Alternative route for glyoxylate consumption during growth on two-carbon compounds by Methylobacterium extorquens AM1

Abstract

Methylobacterium extorquens AM1 is a facultative methylotroph capable of growth on both single-carbon and multicarbon compounds. Mutants defective in a pathway involved in converting acetyl-coenzyme A (CoA) to glyoxylate (the ethylmalonyl-CoA pathway) are unable to grow on both C(1) and C(2) compounds, showing that both modes of growth have this pathway in common. However, growth on C(2) compounds via the ethylmalonyl-CoA pathway should require glyoxylate consumption via malate synthase, but a mutant lacking malyl-CoA/beta-methylmalyl-CoA lyase activity (MclA1) that is assumed to be responsible for malate synthase activity still grows on C(2) compounds. Since glyoxylate is toxic to this bacterium, it seemed likely that a system is in place to keep it from accumulating. In this study, we have addressed this question and have shown by microarray analysis, mutant analysis, metabolite measurements, and (13)C-labeling experiments that M. extorquens AM1 contains an additional malyl-CoA/beta-methylmalyl-CoA lyase (MclA2) that appears to take part in glyoxylate metabolism during growth on C(2) compounds. In addition, an alternative pathway appears to be responsible for consuming part of the glyoxylate, converting it to glycine, methylene-H(4)F, and serine. Mutants lacking either pathway have a partial defect for growth on ethylamine, while mutants lacking both pathways are unable to grow appreciably on ethylamine. Our results suggest that the malate synthase reaction is a bottleneck for growth on C(2) compounds by this bacterium, which is partially alleviated by this alternative route for glyoxylate consumption. This strategy of multiple enzymes/pathways for the consumption of a toxic intermediate reflects the metabolic versatility of this facultative methylotroph and is a model for other metabolic networks involving high flux through toxic intermediates.

FIG. 1.

Enzymes and genes involved in the ethylmalonyol-CoA pathway.

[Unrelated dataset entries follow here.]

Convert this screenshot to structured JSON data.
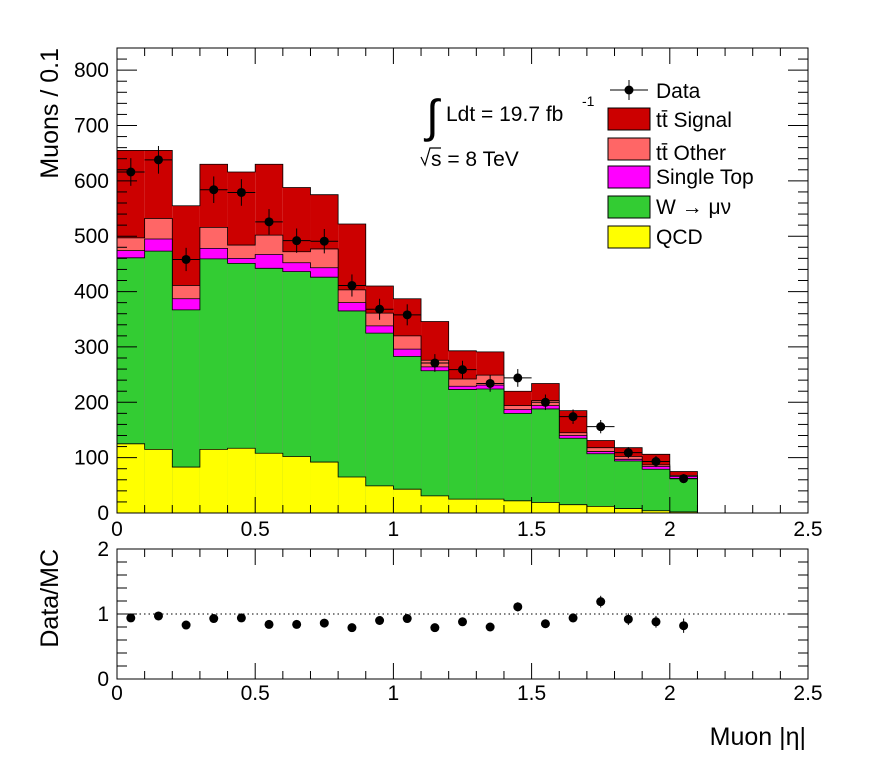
{
  "chart_data": [
    {
      "type": "histogram-stacked",
      "ylabel": "Muons / 0.1",
      "xlabel": "",
      "xlim": [
        0,
        2.5
      ],
      "ylim": [
        0,
        840
      ],
      "x_ticks": [
        "0",
        "0.5",
        "1",
        "1.5",
        "2",
        "2.5"
      ],
      "y_ticks": [
        "0",
        "100",
        "200",
        "300",
        "400",
        "500",
        "600",
        "700",
        "800"
      ],
      "grid": false,
      "legend_position": "top-right",
      "annotations": {
        "lumi": "Ldt = 19.7 fb",
        "lumi_exp": "-1",
        "energy": "s = 8 TeV"
      },
      "bin_edges": [
        0,
        0.1,
        0.2,
        0.3,
        0.4,
        0.5,
        0.6,
        0.7,
        0.8,
        0.9,
        1.0,
        1.1,
        1.2,
        1.3,
        1.4,
        1.5,
        1.6,
        1.7,
        1.8,
        1.9,
        2.0,
        2.1
      ],
      "stack_totals": [
        {
          "name": "QCD",
          "color": "#ffff00",
          "values": [
            125,
            115,
            83,
            115,
            117,
            108,
            102,
            92,
            65,
            49,
            43,
            31,
            25,
            25,
            22,
            19,
            15,
            12,
            8,
            4,
            2
          ]
        },
        {
          "name": "W → μν",
          "color": "#33cc33",
          "values": [
            461,
            473,
            367,
            459,
            451,
            442,
            436,
            426,
            365,
            325,
            283,
            257,
            223,
            224,
            180,
            188,
            135,
            107,
            94,
            79,
            62
          ]
        },
        {
          "name": "Single Top",
          "color": "#ff00ff",
          "values": [
            474,
            495,
            387,
            478,
            460,
            467,
            452,
            443,
            380,
            338,
            296,
            264,
            229,
            231,
            187,
            194,
            140,
            111,
            97,
            84,
            66
          ]
        },
        {
          "name": "tt̄ Other",
          "color": "#ff6666",
          "values": [
            497,
            532,
            411,
            516,
            484,
            502,
            472,
            477,
            403,
            361,
            320,
            276,
            242,
            249,
            194,
            203,
            145,
            118,
            102,
            87,
            68
          ]
        },
        {
          "name": "tt̄ Signal",
          "color": "#cc0000",
          "values": [
            655,
            655,
            555,
            630,
            616,
            630,
            588,
            575,
            522,
            410,
            387,
            346,
            293,
            291,
            220,
            234,
            185,
            131,
            118,
            106,
            75
          ]
        }
      ],
      "data": {
        "name": "Data",
        "x": [
          0.05,
          0.15,
          0.25,
          0.35,
          0.45,
          0.55,
          0.65,
          0.75,
          0.85,
          0.95,
          1.05,
          1.15,
          1.25,
          1.35,
          1.45,
          1.55,
          1.65,
          1.75,
          1.85,
          1.95,
          2.05
        ],
        "y": [
          616,
          638,
          458,
          584,
          579,
          526,
          492,
          491,
          411,
          368,
          358,
          271,
          259,
          234,
          244,
          200,
          174,
          156,
          109,
          93,
          62
        ],
        "err": [
          25,
          25,
          21,
          24,
          24,
          23,
          22,
          22,
          20,
          19,
          19,
          16,
          16,
          15,
          16,
          14,
          13,
          12,
          10,
          10,
          8
        ]
      }
    },
    {
      "type": "scatter",
      "ylabel": "Data/MC",
      "xlabel": "Muon |η|",
      "xlim": [
        0,
        2.5
      ],
      "ylim": [
        0,
        2
      ],
      "x_ticks": [
        "0",
        "0.5",
        "1",
        "1.5",
        "2",
        "2.5"
      ],
      "y_ticks": [
        "0",
        "1",
        "2"
      ],
      "reference_line": 1,
      "x": [
        0.05,
        0.15,
        0.25,
        0.35,
        0.45,
        0.55,
        0.65,
        0.75,
        0.85,
        0.95,
        1.05,
        1.15,
        1.25,
        1.35,
        1.45,
        1.55,
        1.65,
        1.75,
        1.85,
        1.95,
        2.05
      ],
      "y": [
        0.94,
        0.97,
        0.83,
        0.93,
        0.94,
        0.84,
        0.84,
        0.86,
        0.79,
        0.9,
        0.93,
        0.79,
        0.88,
        0.8,
        1.11,
        0.85,
        0.94,
        1.19,
        0.92,
        0.88,
        0.82
      ],
      "err": [
        0.04,
        0.04,
        0.04,
        0.04,
        0.04,
        0.04,
        0.04,
        0.04,
        0.04,
        0.05,
        0.05,
        0.05,
        0.06,
        0.06,
        0.07,
        0.06,
        0.07,
        0.09,
        0.09,
        0.09,
        0.11
      ]
    }
  ],
  "legend": [
    {
      "label": "Data",
      "kind": "marker"
    },
    {
      "label": "tt̄ Signal",
      "color": "#cc0000",
      "kind": "box"
    },
    {
      "label": "tt̄ Other",
      "color": "#ff6666",
      "kind": "box"
    },
    {
      "label": "Single Top",
      "color": "#ff00ff",
      "kind": "box"
    },
    {
      "label": "W → μν",
      "color": "#33cc33",
      "kind": "box"
    },
    {
      "label": "QCD",
      "color": "#ffff00",
      "kind": "box"
    }
  ]
}
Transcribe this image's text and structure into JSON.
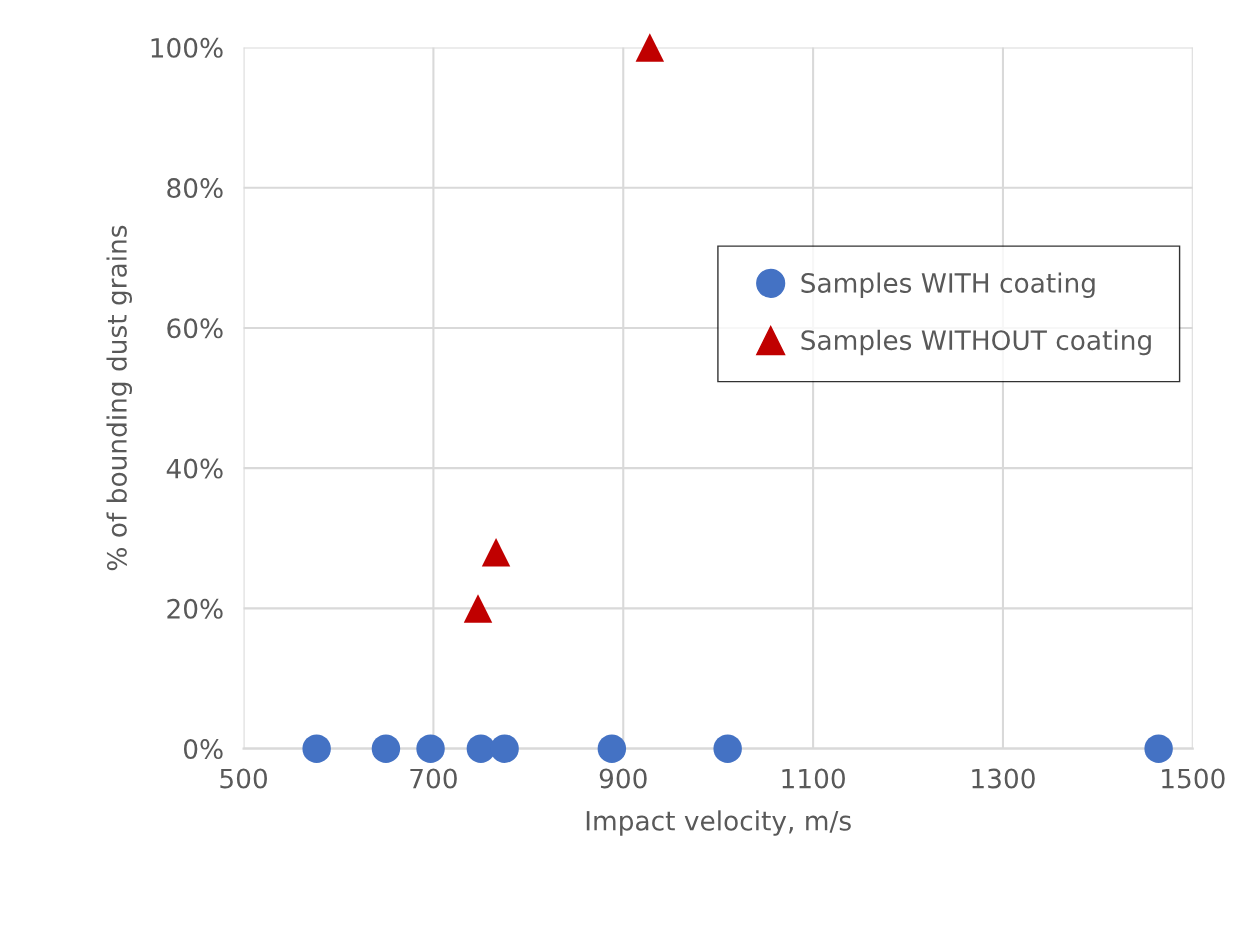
{
  "chart_data": {
    "type": "scatter",
    "xlabel": "Impact velocity, m/s",
    "ylabel": "% of bounding dust grains",
    "series": [
      {
        "name": "Samples WITH coating",
        "color": "#4472c4",
        "marker": "circle",
        "x": [
          577,
          650,
          697,
          750,
          775,
          888,
          1010,
          1464
        ],
        "values": [
          0,
          0,
          0,
          0,
          0,
          0,
          0,
          0
        ]
      },
      {
        "name": "Samples WITHOUT coating",
        "color": "#c00000",
        "marker": "triangle",
        "x": [
          747,
          766,
          928
        ],
        "values": [
          20,
          28,
          100
        ]
      }
    ],
    "xlim": [
      500,
      1500
    ],
    "xticks": [
      500,
      700,
      900,
      1100,
      1300,
      1500
    ],
    "ylim": [
      0,
      100
    ],
    "yticks": [
      {
        "value": 0,
        "label": "0%"
      },
      {
        "value": 20,
        "label": "20%"
      },
      {
        "value": 40,
        "label": "40%"
      },
      {
        "value": 60,
        "label": "60%"
      },
      {
        "value": 80,
        "label": "80%"
      },
      {
        "value": 100,
        "label": "100%"
      }
    ],
    "grid": true,
    "legend": "right"
  }
}
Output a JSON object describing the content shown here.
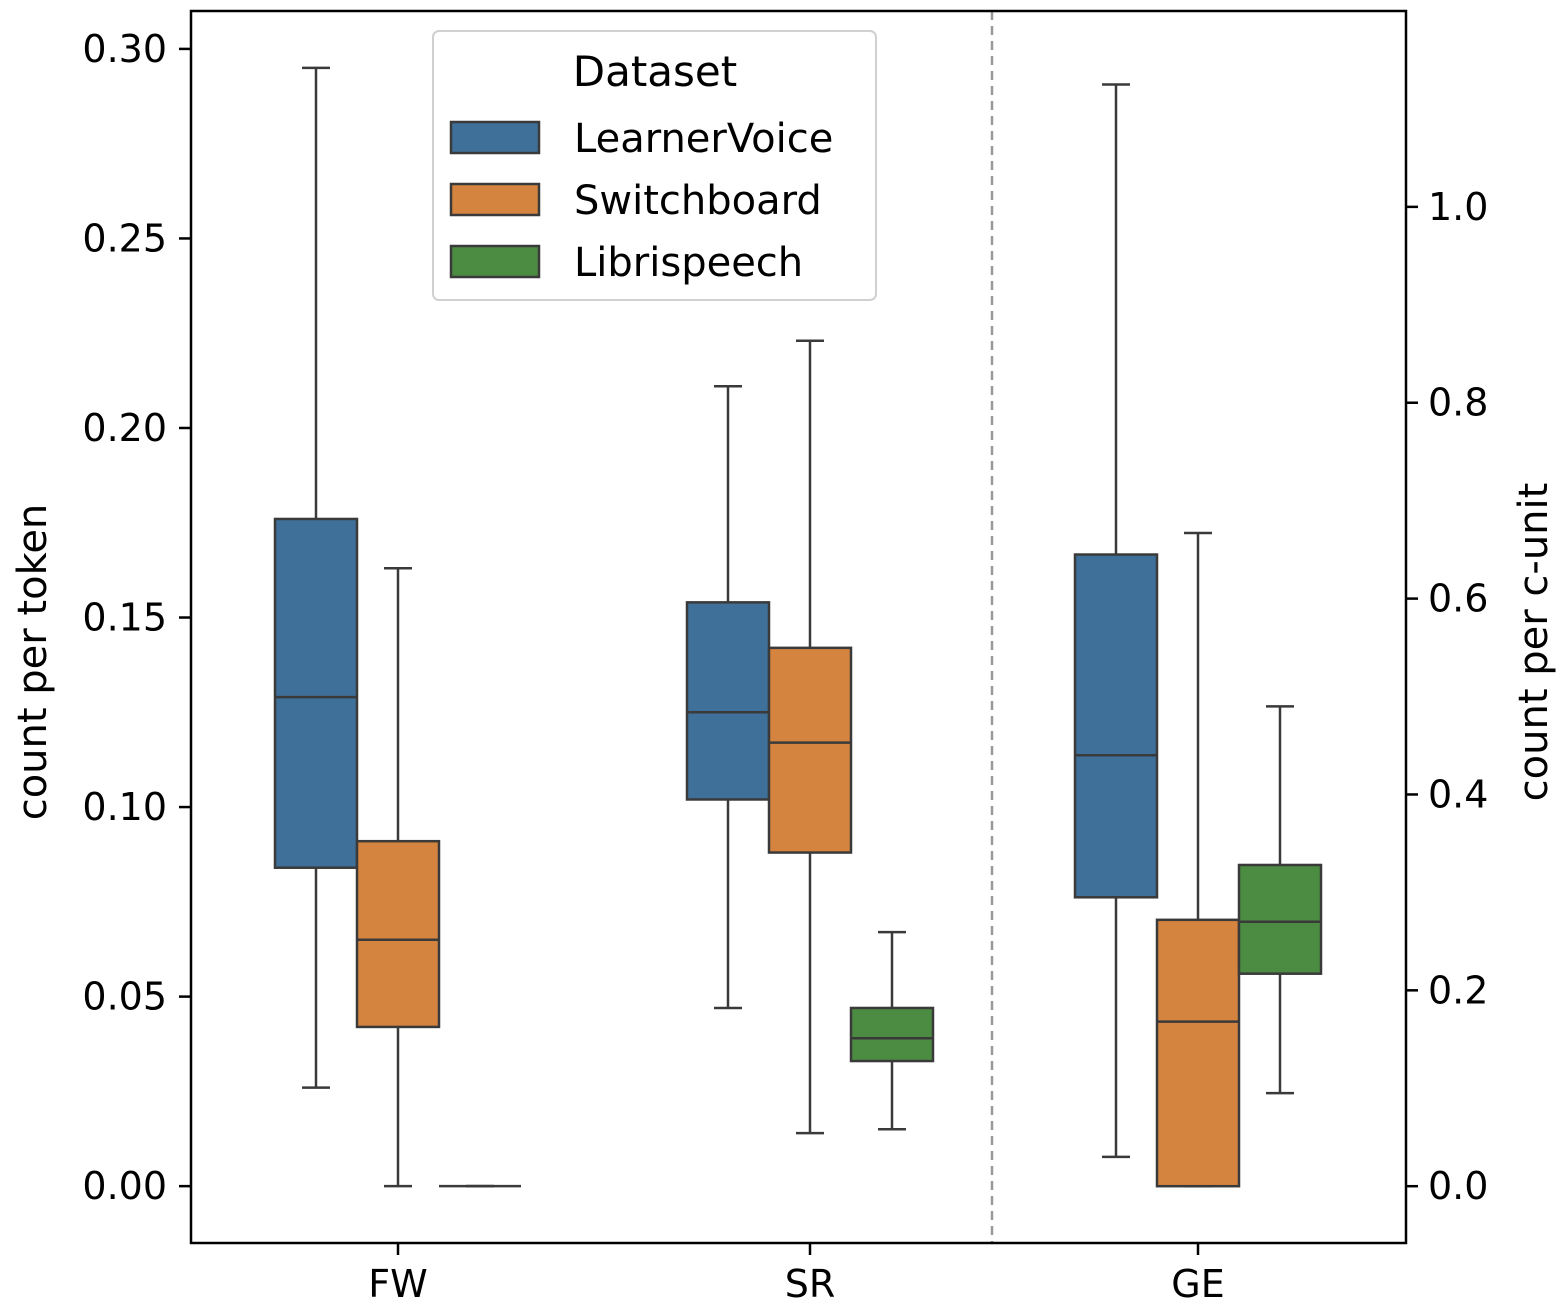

The colors of gene names denote a change in gene expression from microarray results comparing wild-type cells grown on ethylamine to those grown on succinate: dark red, >3-fold increase; light red, 1.5- to 3-fold increase; black, no significant change (1.49-fold increase to 1.49-fold decrease); light green, 1.5- to 3-fold decrease; dark green, >3-fold decrease. Parentheses denote a predicted function not confirmed by the mutant phenotype. See Table 1 for enzyme names.

FIG. 2.

Potential pathway for converting glyoxylate to 2-phosphoglycerate via glycine and serine. The net reaction is shown at the bottom. Gene name colors are the same as those describe for Fig. 1.

FIG. 3.

Possible fates of glyoxylate in M. extorquens AM1. Parentheses denote a predicted function not confirmed by the mutant phenotype. See Table 1 for enzyme names.

FIG. 4.

Comparison of intracellular and supernatant metabolites in wild-type and mutant strains grown on ethylamine. Results are ratios of values from each mutant compared to wild-type values. Top, supernatant; bottom, intracellular. *, significant difference (P < 0.05) between mutants and the wild type. Error bars show the range for three biological replicates, each with three technical replicates. 3Mt2oxoPen, 3-methyl-2-oxopentanoic acid; 4Mt2oxoPen, 4-methyl-2-oxopentanoic acid; MtSuc, methylsuccinic acid; Pyru, pyruvate.

FIG. 5.

Predicted labeling patterns from [¹³C]glyoxylate. Unlabeled products are not shown.

FIG. 6.

Time course of ratios of isotopomers of glycine (top), serine (middle), and malate (bottom) after the incubation of ethylamine-grown cells with [¹³C]glyoxylate in the presence of [¹²C]ethylamine as a fraction of the total compound. M + 0, unlabeled; M + 1, singly labeled; M + 2, doubly labeled; M + 3, triply labeled; M + 4, quadruply labeled.